Ensure that adequate social services capacity has been established to be able to provide
such reports and is mandated to provide such advice;
(i) Ensure that detention pending trial is only used as a measure of last resort
and for the shortest possible period of time for children accused of any crime, including
qisas and hudud crimes;
(j) Provide the Office of the United Nations High Commissioner for Human
Rights and the Special Rapporteur with a list of all child offenders on death row.
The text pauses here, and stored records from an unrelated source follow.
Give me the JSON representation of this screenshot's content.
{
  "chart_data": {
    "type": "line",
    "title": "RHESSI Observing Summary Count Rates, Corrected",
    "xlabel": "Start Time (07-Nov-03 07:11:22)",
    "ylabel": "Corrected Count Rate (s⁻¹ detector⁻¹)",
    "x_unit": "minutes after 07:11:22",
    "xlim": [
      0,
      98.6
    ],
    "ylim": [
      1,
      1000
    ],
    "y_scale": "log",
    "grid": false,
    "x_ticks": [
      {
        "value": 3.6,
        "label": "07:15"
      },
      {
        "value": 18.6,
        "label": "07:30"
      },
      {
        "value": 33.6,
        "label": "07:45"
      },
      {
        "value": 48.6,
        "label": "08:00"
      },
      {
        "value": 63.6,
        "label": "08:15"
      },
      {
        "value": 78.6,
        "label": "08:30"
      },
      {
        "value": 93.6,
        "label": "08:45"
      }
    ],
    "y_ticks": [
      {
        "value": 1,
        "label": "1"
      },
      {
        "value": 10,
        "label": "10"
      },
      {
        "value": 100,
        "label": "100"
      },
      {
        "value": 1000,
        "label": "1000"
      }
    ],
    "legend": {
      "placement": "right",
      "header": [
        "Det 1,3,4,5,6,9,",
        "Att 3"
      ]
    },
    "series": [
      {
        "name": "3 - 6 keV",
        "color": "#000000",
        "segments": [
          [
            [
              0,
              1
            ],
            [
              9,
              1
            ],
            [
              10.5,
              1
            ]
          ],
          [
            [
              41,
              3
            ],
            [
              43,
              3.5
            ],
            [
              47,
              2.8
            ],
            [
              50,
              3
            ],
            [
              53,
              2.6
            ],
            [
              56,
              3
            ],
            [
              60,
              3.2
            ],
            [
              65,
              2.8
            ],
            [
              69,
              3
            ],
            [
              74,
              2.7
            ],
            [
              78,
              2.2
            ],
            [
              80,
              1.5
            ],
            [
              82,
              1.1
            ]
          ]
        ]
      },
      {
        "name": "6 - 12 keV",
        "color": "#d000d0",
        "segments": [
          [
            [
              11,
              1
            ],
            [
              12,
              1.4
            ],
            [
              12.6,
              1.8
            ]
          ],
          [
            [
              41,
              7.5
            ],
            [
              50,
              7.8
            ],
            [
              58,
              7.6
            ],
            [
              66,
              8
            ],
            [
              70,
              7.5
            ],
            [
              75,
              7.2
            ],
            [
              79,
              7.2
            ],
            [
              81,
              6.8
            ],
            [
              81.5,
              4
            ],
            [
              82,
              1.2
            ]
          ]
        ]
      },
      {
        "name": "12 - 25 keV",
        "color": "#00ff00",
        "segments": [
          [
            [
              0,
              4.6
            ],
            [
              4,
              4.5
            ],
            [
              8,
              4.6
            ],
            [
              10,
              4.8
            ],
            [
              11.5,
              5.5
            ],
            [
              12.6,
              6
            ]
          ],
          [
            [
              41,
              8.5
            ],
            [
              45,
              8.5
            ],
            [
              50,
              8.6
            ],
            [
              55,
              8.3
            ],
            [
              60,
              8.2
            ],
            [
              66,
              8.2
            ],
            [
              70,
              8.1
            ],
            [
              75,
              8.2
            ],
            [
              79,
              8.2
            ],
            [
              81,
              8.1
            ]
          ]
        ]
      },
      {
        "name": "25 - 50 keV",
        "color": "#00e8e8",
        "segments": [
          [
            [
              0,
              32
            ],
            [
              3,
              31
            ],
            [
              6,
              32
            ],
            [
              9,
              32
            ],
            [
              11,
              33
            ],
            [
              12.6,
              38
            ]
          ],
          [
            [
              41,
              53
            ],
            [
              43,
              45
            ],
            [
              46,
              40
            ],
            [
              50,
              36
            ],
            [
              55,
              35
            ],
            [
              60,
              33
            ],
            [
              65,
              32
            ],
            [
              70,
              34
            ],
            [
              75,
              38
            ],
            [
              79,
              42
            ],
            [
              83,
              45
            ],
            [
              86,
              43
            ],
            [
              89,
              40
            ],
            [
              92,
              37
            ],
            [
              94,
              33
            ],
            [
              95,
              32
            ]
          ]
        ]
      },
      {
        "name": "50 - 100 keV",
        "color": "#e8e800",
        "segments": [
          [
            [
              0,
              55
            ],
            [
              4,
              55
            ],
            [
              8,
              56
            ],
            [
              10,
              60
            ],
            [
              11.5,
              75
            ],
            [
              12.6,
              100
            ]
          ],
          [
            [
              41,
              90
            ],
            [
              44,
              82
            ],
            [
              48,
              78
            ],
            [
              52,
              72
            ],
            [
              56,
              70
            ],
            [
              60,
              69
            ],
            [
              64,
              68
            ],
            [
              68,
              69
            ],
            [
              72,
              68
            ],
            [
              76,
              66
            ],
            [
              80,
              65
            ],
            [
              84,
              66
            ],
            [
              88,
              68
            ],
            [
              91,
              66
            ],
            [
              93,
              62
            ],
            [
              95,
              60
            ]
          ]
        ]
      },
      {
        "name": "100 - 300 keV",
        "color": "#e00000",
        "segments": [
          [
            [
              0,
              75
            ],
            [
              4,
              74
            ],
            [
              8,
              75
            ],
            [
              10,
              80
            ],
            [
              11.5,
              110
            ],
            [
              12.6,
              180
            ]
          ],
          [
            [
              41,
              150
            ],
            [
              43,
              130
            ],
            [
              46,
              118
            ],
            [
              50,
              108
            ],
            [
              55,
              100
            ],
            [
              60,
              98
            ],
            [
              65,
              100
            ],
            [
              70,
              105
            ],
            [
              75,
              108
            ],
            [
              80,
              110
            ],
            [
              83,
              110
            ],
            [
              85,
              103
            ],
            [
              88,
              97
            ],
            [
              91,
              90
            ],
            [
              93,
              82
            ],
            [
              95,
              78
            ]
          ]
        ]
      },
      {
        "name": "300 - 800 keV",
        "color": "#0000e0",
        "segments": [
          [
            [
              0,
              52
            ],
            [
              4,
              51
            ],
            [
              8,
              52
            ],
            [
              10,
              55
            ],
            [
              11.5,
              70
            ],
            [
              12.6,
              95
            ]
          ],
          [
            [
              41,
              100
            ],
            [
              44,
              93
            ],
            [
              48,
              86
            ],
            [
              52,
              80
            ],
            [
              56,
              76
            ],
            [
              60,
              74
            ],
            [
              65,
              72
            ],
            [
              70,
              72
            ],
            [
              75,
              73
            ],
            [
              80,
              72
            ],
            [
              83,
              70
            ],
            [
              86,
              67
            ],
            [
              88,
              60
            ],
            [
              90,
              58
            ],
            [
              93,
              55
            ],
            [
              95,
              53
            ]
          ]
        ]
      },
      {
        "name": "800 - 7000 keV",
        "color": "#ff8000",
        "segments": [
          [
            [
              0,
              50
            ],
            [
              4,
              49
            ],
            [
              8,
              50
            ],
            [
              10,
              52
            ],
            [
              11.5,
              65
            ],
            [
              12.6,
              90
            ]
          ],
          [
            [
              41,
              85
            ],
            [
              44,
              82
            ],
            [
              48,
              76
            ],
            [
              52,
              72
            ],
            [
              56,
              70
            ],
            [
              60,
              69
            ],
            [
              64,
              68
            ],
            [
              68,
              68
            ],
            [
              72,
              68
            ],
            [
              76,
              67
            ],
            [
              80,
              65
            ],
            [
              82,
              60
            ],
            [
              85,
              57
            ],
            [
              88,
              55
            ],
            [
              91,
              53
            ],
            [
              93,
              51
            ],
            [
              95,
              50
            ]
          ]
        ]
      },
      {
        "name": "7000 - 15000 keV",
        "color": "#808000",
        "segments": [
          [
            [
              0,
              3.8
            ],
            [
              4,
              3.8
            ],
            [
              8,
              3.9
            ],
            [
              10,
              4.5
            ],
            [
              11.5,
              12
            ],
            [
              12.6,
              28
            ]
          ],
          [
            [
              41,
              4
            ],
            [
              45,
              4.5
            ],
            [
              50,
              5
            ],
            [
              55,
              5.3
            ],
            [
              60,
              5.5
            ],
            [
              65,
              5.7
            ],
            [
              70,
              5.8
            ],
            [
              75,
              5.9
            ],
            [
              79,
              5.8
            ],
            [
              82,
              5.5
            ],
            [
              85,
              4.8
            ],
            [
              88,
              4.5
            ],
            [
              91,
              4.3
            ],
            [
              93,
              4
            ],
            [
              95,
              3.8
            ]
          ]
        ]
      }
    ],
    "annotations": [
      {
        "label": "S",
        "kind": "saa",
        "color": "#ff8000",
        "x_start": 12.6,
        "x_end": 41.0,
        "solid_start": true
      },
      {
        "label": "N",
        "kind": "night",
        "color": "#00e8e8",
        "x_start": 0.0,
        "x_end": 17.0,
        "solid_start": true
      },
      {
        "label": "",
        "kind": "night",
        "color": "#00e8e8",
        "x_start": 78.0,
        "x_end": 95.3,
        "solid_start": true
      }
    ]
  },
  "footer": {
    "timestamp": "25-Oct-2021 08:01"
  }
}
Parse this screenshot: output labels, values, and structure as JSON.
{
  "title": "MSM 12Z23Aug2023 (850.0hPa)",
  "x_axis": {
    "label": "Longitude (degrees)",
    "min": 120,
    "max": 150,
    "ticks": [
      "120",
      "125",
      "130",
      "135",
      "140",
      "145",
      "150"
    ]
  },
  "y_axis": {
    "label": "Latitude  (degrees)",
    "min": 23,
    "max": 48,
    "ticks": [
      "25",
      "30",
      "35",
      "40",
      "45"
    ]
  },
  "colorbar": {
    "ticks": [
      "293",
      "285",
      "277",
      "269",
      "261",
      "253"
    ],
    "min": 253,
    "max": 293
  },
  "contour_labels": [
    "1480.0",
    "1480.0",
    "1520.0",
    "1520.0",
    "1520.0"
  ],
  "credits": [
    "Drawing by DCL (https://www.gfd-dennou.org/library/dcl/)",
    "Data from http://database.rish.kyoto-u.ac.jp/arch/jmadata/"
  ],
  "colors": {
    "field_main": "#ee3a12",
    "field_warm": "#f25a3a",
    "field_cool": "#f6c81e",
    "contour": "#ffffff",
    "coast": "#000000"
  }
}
76. Pending abolition of the death penalty for child offenders, the Special
Rapporteur recommends that the Iranian Legal Medicine Organization, and other
expert bodies called upon to conduct article 91 assessments:
(a) Conduct assessments that provide a scientific, evidence-based assessment
as to whether there is total certainty about the mental development of the child offender
at the time of the offence in line with article 91 of the Penal Code. Ensure that such an
assessment reflects the findings of assessments by experts from all relevant fields,
including the relevant child development, psychology, psychiatry, and social service
(b) Afford the child offender the benefit of the doubt and deliver a finding of
uncertainty when absolute certainty cannot be scientifically established, including if the
assessment is not conducted immediately after the alleged offence. Establish and
publish a methodology to conduct the assessment.